Masjidil Aqsa, Jerusalem (foto:Presstv)

Masjidil Aqsa, Jerusalem (foto:Presstv)

Paus Francis mengunjungi Jerusalem, dan berpesan, “May we learn to understand the suffering of others. May no-one abuse the name of God through violence.” Sebelumnya, saat berkunjung ke kota Betlehem, Paus tiba-tiba berhenti, lalu meninggalkan para pengawal dan rombongannya kemudian berdiri tepat di depan dinding pemisah Palestina-Israel di lokasi dekat kamp pengungsi Palestina al-Dahishah. Di situ dia berdoa sambil mengernyitkan kening dan memejamkan mata.
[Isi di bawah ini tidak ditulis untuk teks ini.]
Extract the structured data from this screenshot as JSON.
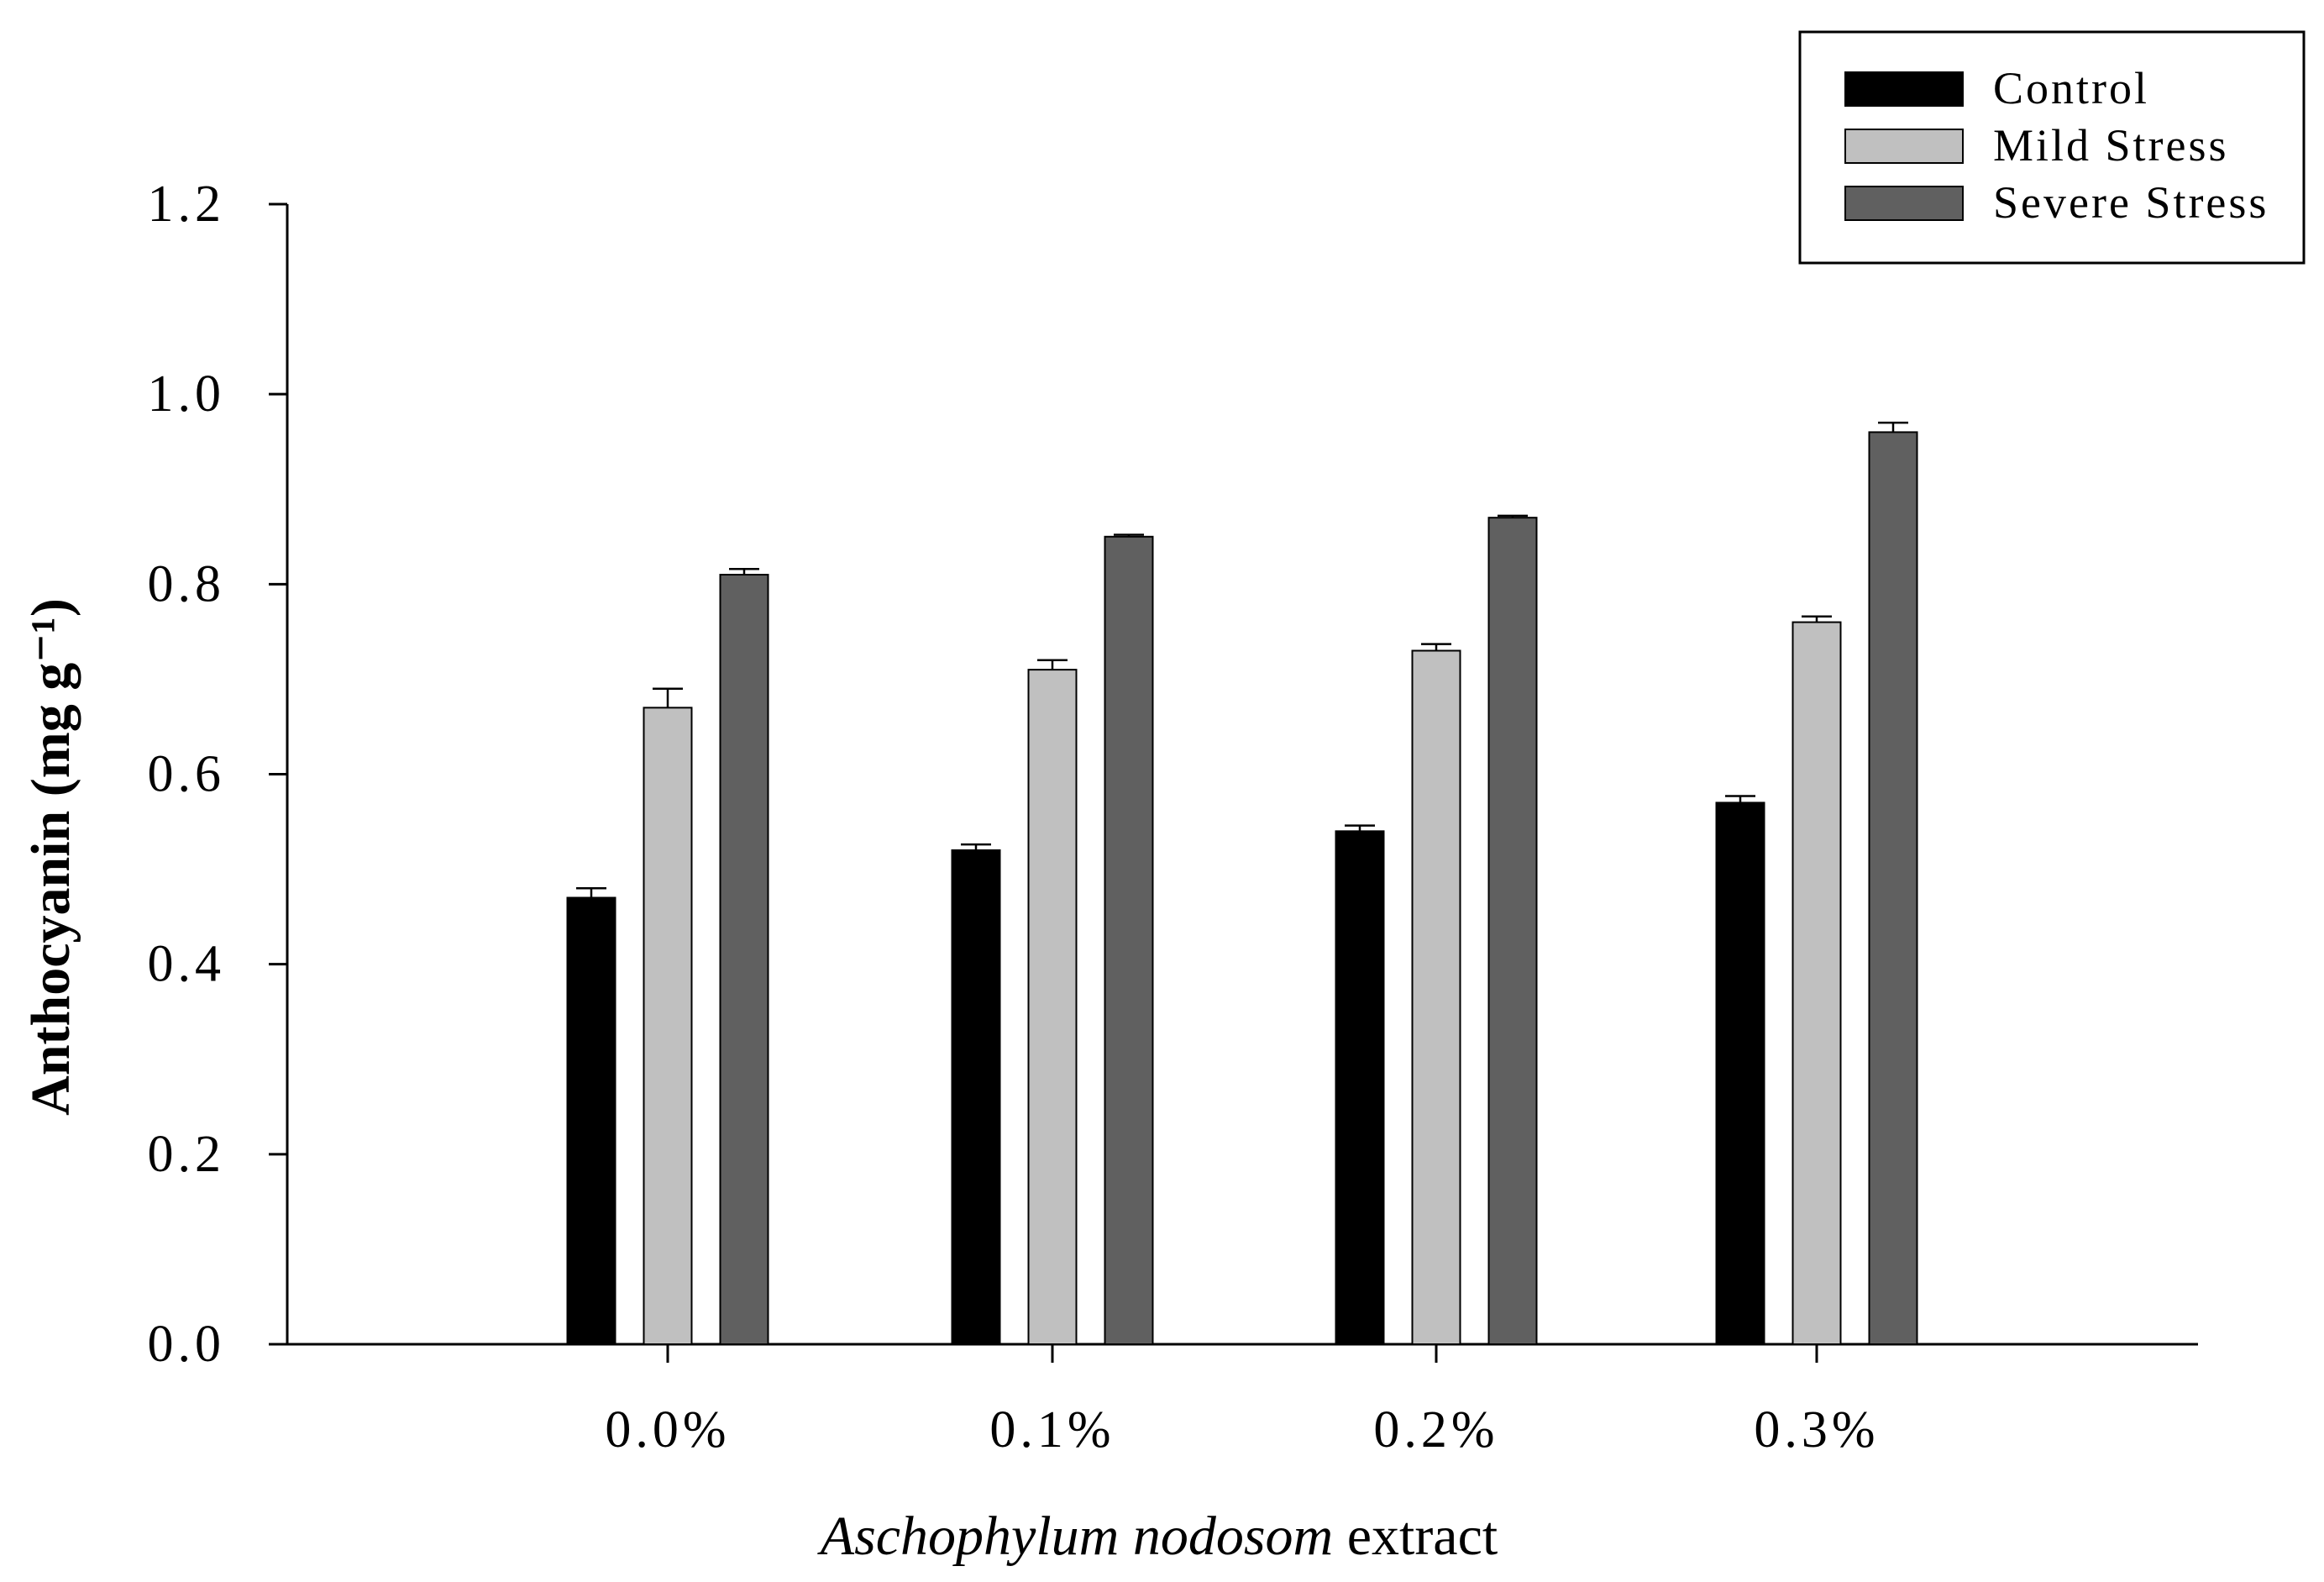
{
  "chart_data": {
    "type": "bar",
    "categories": [
      "0.0%",
      "0.1%",
      "0.2%",
      "0.3%"
    ],
    "series": [
      {
        "name": "Control",
        "values": [
          0.47,
          0.52,
          0.54,
          0.57
        ],
        "errors": [
          0.01,
          0.006,
          0.006,
          0.007
        ],
        "color": "#000000"
      },
      {
        "name": "Mild Stress",
        "values": [
          0.67,
          0.71,
          0.73,
          0.76
        ],
        "errors": [
          0.02,
          0.01,
          0.007,
          0.006
        ],
        "color": "#c0c0c0"
      },
      {
        "name": "Severe Stress",
        "values": [
          0.81,
          0.85,
          0.87,
          0.96
        ],
        "errors": [
          0.006,
          0.002,
          0.002,
          0.01
        ],
        "color": "#606060"
      }
    ],
    "y_ticks": [
      "0.0",
      "0.2",
      "0.4",
      "0.6",
      "0.8",
      "1.0",
      "1.2"
    ],
    "ylim": [
      0,
      1.2
    ],
    "ylabel": "Anthocyanin (mg g⁻¹)",
    "xlabel_italic": "Aschophylum nodosom",
    "xlabel_rest": " extract",
    "legend_position": "top-right",
    "grid": false
  }
}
Membaca berita ini, mata saya mendadak basah. Teringat pada perjalanan panjang saya menuju Gaza tahun 2010 dan upaya mencapai titik terdekat dari Jerusalem pada 2012. Sungguh kerinduan besar pada Jerusalem, kota suci bagi tiga agama besar dunia, Islam, Kristen, Yahudi, telah membuat banyak pihak mencurahkan perhatian untuk proses perdamaian di wilayah konflik itu.

ACG 2010 di Turki

ACG 2010 di Turki

Tahun 2010, sekitar 500 orang dari 17 negara bergabung dalam Asia Caravan to Gaza (ACG) untuk menujukkan pembelaan kepada bangsa Palestina. Saya beruntung dapat bergabung dalam karavan ini. Karavan itu awalnya berangkat dari New Delhi pada awal Desember, menuju Gaza dengan rute India-Pakistan-Iran-Turki-Suriah-Mesir-Gaza. Tetapi saya dan tim dari Indonesia langsung berangkat dari Jakarta ke Teheran. Kami menunggu karavan dari New Delhi tiba di Teheran dan bergabung bersama mereka.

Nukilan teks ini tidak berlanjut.